Background and objectives: Flavonoid apigenin (AP) is abundantly present in various vegetables such as perilla. AP has anti-oxidant and anti-inflammatory effects. 2-Amino-3-carboxymuconate-6-semialdehyde decarboxylase (ACMSD) and Indole amine 2,3 dioxygenase (IDO) are metabolic key enzymes that play pivotal role in tryptophan degradation via kynurenine pathway. Tryptophan is converted to various metabolites such as NAD and quinolinate (QUIN). Excess production of QUIN leads to pathogenesis of neurodegenerative diseases. ACMSD and IDO affect QUIN production. Therefore, regulation of ACMSD and IDO may be effective to suppress QUIN production and the progression of neurodegeneration. In this study, we examined the effect of AP on ACMSD and IDO expression, inflammatory mediators and related inflammatory signal pathways including NF-κB pathways in lipopolysaccharide (LPS)-stimulated microglial cells.

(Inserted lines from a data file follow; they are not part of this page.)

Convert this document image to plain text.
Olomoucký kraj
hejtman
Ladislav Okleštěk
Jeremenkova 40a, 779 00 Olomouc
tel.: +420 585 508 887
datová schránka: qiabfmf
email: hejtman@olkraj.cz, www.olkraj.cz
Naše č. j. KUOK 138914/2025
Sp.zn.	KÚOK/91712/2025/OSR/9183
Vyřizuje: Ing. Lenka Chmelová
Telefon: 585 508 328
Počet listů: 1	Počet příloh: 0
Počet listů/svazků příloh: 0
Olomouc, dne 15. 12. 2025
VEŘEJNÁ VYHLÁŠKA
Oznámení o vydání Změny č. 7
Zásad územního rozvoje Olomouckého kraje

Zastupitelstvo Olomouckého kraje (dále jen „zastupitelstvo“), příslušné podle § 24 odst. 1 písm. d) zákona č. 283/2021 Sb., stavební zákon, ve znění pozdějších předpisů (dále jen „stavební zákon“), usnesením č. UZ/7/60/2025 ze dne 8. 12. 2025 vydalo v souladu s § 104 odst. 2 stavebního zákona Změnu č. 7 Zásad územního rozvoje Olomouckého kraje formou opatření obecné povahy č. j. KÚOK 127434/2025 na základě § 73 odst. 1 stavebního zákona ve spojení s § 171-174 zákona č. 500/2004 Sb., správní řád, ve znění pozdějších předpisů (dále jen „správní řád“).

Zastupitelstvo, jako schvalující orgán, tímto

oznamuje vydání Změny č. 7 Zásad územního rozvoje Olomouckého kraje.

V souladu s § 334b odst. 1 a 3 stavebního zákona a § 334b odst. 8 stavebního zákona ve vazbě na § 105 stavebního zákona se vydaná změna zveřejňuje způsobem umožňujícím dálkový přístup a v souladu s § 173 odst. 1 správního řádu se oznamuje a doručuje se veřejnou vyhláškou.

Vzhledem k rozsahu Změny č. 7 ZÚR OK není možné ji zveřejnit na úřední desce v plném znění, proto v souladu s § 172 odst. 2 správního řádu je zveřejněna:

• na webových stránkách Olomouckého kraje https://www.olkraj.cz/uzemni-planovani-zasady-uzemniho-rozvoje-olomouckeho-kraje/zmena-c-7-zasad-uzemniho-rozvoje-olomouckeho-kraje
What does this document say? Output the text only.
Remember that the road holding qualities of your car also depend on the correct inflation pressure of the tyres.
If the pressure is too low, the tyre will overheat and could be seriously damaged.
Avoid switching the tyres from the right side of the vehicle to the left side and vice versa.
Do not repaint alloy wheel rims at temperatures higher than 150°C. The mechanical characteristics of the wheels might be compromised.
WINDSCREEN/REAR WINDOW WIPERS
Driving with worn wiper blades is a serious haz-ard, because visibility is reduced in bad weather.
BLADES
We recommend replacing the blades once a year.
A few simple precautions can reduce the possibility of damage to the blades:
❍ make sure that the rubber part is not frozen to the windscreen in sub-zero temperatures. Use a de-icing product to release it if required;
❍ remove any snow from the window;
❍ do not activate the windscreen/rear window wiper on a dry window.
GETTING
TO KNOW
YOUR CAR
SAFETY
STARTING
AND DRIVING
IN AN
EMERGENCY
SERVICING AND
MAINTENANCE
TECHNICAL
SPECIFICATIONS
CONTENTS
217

Methods: The MG6 cell line, derived from mouse microglial cells was used. Cells were cultured in dishes in Dulbecco's modified Eagle's medium with fetal bovine serum. MG6 cells were treated with LPS and/or AP for the detection of ACMSD expression, nitric oxide (NO) secretion and inflammatory cytokine production. NO concentration in the medium was measured by the Griess reaction method. Subsequently, ACMSD and IDO mRNA expression levels were measured by quantitative polymerase chain reaction. Related inflammatory mediators were also measured by enzyme-linked immunosorbent assay (ELISA). Protein expression levels were detected by Western Blot analysis. Results: LPS suppressed ACMSD and enhance IDO expression, which may lead to increase QUIN concentration. However, AP recovered LPS-stimulated ACMSD and IDO expression. Furthermore, it also inhibited interleukin-6 (IL-6) and NO production. AP also inhibited degradation of IκBα. Conclusions: AP recovered LPS-stimulated ACMSD and IDO mRNA expression and suppressed some inflammatory mediators, which may be mediated by inhibition of the NF-κB pathway in microglial cells. These results suggest that AP may be helpful for avoiding central nerve system inflammation.